Als Beispiel für diese Wucht könnte bestens das Hinspiel dienen, das als eines der verrücktesten Spiele der vergangenen Jahre gilt. Zur Halbzeit hätte der HSV 3:0 führen können. Vielleicht sogar müssen. In der zweiten Halbzeit schlugen dann die Kieler dreimal eiskalt zu. „Unglaublich. Das war eine Achterbahnfahrt der Gefühle“, sagte Neuzugang Khaled Narey, der das Ganze als „Wahnsinnsspiel“ zusammenfasste.

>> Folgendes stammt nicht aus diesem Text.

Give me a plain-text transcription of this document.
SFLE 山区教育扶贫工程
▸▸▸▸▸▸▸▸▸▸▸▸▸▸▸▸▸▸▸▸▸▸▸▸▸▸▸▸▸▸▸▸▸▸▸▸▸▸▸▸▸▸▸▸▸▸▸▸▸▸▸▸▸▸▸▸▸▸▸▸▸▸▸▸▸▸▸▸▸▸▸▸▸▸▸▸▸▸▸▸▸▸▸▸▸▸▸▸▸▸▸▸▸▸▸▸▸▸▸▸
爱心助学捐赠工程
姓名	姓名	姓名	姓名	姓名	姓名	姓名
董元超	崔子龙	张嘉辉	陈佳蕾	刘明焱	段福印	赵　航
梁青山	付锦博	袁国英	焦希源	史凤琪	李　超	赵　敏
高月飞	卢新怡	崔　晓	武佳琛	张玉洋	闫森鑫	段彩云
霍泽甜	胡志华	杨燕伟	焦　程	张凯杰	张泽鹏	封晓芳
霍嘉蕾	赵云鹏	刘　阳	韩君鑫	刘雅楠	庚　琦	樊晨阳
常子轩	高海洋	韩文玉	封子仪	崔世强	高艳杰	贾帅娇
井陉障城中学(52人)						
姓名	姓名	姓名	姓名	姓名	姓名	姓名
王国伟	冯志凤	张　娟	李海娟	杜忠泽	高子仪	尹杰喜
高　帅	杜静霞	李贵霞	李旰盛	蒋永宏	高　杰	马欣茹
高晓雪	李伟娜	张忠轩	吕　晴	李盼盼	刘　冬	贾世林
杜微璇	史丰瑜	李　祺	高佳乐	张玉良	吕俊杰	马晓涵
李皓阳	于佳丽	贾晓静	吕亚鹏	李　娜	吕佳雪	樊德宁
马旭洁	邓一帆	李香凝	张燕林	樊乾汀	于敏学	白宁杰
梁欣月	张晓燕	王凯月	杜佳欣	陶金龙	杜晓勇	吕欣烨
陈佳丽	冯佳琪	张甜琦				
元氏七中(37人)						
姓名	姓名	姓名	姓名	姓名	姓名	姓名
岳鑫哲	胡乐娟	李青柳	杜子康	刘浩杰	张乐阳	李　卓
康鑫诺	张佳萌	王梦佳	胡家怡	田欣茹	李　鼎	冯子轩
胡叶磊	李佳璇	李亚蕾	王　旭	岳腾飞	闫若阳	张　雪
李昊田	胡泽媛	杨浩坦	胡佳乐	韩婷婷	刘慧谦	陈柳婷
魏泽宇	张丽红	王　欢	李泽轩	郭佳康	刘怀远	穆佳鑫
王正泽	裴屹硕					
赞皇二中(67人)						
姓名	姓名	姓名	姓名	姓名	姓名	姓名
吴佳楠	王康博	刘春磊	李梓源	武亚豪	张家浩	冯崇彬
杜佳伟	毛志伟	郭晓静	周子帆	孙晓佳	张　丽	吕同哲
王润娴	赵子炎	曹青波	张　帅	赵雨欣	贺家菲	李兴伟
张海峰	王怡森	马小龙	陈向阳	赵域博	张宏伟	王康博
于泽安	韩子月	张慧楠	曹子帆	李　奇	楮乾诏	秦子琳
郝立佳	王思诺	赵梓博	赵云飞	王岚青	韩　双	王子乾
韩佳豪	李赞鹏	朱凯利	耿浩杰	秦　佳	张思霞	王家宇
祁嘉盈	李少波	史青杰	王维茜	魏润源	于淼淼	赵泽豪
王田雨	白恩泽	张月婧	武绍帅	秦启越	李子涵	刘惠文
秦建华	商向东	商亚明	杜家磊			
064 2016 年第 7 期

Ein Spiel, das nachwirkte. „Wir mussten uns intern erst einmal so richtig schütteln“, sagt Becker. „Ich rauche ja nicht – aber nach der Partie hätte ich eigentlich anfangen müssen. Mir war dann schnell klar, dass vor uns ein paar wirklich ungemütliche Tage warten.“

Vor allem auf Ex-Trainer Titz. Der Coach, der von einer „unglücklichen Kettenreaktion“ sprach, änderte im Spiel darauf die Taktik und bemühte sich um größere Stabilität. Vier Siege, drei Remis und eine weitere Niederlage für die Geschichtsbücher (0:5 gegen Regensburg) später waren seine Tage trotzdem gezählt. Titz ging, Radiohörer Wolf kam – und Fan-Kommentator Wegener „durfte“ noch vor dem Kiel-Spiel in den Weihnachtsurlaub. Seine Empfehlung für Kiel: Netradio hören.

HSV: Pollersbeck – Sakai, Bates, van Drongelen, Santos – Mangala – Narey, Hunt, Holtby, Jatta – Hwang. Kiel: Kronholm – Dehm, Schmidt, Wahl, van den Bergh – Meffert – Mühling, Kinsombi – Lee – Schindler, Serra.